The role of pulmonary vascular responses to chronic hypoxia in the development of chronic mountain sickness in rats

Abstract

A strain of Sprague-Dawley rat obtained from Hilltop Labs, Scottsdale, PA (H rats), develops more severe pulmonary hypertension, right ventricular hypertrophy, and polycythemia than a strain obtained from Madison, WI (M rats), following exposure to simulated high altitude. We sought to determine whether differences in pulmonary vascular responses to chronic hypoxia could explain the differing high altitude susceptibilities of the two strains. Vasoconstrictor responses to hypoxia and angiotensin II were tested in blood perfused lungs isolated from rats of both groups exposed to simulated high altitude (4 to 5 weeks, 0.5 atm), or from sea level controls. Pressure-flow curves, serving as an index of ‘passive’ vascular resistance, were also determined in the isolated lungs. Vasoconstrictor responses to hypoxia were blunted in high altitude rats of both the H and M strains compared to sea level controls, and the H sea level rats had blunted vasoconstrictor responses to hypoxia compared to the M sea level rats.
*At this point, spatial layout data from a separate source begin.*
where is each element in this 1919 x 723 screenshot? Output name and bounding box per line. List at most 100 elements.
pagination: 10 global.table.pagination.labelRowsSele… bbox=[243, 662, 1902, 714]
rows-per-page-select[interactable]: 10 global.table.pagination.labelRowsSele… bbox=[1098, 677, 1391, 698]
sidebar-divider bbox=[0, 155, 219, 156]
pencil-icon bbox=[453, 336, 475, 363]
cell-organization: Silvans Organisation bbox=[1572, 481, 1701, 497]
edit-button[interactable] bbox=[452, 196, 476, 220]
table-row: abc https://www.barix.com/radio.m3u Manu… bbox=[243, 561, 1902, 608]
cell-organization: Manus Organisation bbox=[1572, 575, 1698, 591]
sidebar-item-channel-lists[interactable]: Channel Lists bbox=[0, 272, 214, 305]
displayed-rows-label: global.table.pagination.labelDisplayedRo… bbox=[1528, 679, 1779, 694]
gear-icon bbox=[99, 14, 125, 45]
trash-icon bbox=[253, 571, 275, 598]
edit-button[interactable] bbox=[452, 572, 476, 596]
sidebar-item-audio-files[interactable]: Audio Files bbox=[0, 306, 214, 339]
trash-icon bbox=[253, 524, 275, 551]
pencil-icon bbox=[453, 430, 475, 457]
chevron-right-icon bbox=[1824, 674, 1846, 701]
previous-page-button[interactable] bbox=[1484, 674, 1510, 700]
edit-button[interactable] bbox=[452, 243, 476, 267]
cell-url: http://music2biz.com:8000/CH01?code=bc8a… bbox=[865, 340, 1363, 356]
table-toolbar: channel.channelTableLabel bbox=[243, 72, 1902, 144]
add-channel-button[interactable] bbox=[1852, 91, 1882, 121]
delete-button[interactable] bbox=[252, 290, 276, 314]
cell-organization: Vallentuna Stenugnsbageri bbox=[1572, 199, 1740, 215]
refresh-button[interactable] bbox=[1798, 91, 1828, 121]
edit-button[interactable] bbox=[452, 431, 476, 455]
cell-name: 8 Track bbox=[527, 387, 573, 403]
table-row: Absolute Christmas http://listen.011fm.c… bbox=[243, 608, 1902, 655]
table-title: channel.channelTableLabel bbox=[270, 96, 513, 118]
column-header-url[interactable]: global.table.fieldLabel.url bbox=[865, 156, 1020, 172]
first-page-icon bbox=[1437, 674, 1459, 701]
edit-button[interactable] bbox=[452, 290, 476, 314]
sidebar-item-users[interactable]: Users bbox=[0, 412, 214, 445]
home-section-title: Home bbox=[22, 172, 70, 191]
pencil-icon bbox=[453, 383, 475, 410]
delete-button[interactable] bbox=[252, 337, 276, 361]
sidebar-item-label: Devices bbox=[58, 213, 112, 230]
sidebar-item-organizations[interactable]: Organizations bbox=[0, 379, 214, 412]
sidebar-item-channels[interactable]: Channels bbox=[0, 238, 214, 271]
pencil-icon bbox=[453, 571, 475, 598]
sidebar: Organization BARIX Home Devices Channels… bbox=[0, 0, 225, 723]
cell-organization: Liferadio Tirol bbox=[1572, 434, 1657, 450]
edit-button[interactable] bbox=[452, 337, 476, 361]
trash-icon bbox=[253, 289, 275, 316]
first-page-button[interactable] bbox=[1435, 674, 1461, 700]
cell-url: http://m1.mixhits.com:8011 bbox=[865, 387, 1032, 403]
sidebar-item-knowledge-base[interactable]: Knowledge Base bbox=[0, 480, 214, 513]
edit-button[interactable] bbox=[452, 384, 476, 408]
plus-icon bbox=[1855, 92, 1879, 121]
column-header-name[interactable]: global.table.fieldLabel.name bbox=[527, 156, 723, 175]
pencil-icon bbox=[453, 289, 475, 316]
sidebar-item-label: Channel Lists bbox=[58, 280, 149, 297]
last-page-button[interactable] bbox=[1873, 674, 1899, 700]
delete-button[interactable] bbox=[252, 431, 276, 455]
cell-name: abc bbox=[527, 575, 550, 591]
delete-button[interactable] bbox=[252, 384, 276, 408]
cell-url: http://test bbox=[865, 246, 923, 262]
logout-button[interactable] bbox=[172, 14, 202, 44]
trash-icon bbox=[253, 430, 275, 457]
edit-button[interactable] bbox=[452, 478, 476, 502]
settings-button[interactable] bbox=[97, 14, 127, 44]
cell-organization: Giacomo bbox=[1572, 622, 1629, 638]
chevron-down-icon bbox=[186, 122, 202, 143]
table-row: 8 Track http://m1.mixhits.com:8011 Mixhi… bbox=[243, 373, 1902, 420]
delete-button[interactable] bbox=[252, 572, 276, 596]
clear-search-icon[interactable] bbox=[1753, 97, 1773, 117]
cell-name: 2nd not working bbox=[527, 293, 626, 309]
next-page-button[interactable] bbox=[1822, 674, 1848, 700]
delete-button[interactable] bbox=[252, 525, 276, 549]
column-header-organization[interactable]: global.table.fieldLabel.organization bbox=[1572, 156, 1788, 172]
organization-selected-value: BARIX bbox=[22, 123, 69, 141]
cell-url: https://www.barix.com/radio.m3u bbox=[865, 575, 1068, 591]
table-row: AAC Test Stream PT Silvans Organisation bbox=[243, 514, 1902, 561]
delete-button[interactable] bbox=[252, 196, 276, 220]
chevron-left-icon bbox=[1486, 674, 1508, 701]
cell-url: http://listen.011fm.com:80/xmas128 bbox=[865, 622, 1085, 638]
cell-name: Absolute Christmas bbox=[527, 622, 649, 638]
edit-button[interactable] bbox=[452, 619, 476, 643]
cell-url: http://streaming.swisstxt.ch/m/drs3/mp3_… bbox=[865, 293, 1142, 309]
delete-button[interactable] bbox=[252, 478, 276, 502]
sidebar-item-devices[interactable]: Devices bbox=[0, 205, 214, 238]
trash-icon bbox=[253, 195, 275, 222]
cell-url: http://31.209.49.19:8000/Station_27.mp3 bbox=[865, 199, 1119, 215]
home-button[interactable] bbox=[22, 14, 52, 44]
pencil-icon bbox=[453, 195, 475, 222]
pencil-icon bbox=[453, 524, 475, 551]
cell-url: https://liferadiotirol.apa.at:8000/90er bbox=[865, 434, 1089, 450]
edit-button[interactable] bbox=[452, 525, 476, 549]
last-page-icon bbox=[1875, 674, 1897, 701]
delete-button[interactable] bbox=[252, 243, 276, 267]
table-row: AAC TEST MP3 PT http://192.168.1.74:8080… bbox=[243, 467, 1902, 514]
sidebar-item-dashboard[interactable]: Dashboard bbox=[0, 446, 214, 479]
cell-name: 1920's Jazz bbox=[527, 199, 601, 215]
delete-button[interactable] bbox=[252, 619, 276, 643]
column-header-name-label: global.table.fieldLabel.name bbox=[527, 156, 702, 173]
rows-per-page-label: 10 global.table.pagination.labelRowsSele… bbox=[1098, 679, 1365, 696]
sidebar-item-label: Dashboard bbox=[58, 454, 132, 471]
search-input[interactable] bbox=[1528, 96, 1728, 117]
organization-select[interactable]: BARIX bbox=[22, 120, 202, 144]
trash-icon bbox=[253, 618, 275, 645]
Vasoconstrictor responses to angiotensin II were similar among the groups and were unaffected by chronic high altitude exposure. Pressure-flow curves were greater in both high altitude groups than in the sea level groups, and those of the H high altitude rats were slightly greater than those of the M high altitude rats. Thus, differences in vasoconstrictor responses to hypoxia do not explain the greater pulmonary hypertension of H high altitude rats. However, greater ‘passive’ vascular resistance, probably due to more extensive structural remodeling of pulmonary vessels, does appear to contribute to the greater pulmonary hypertension of the H rats.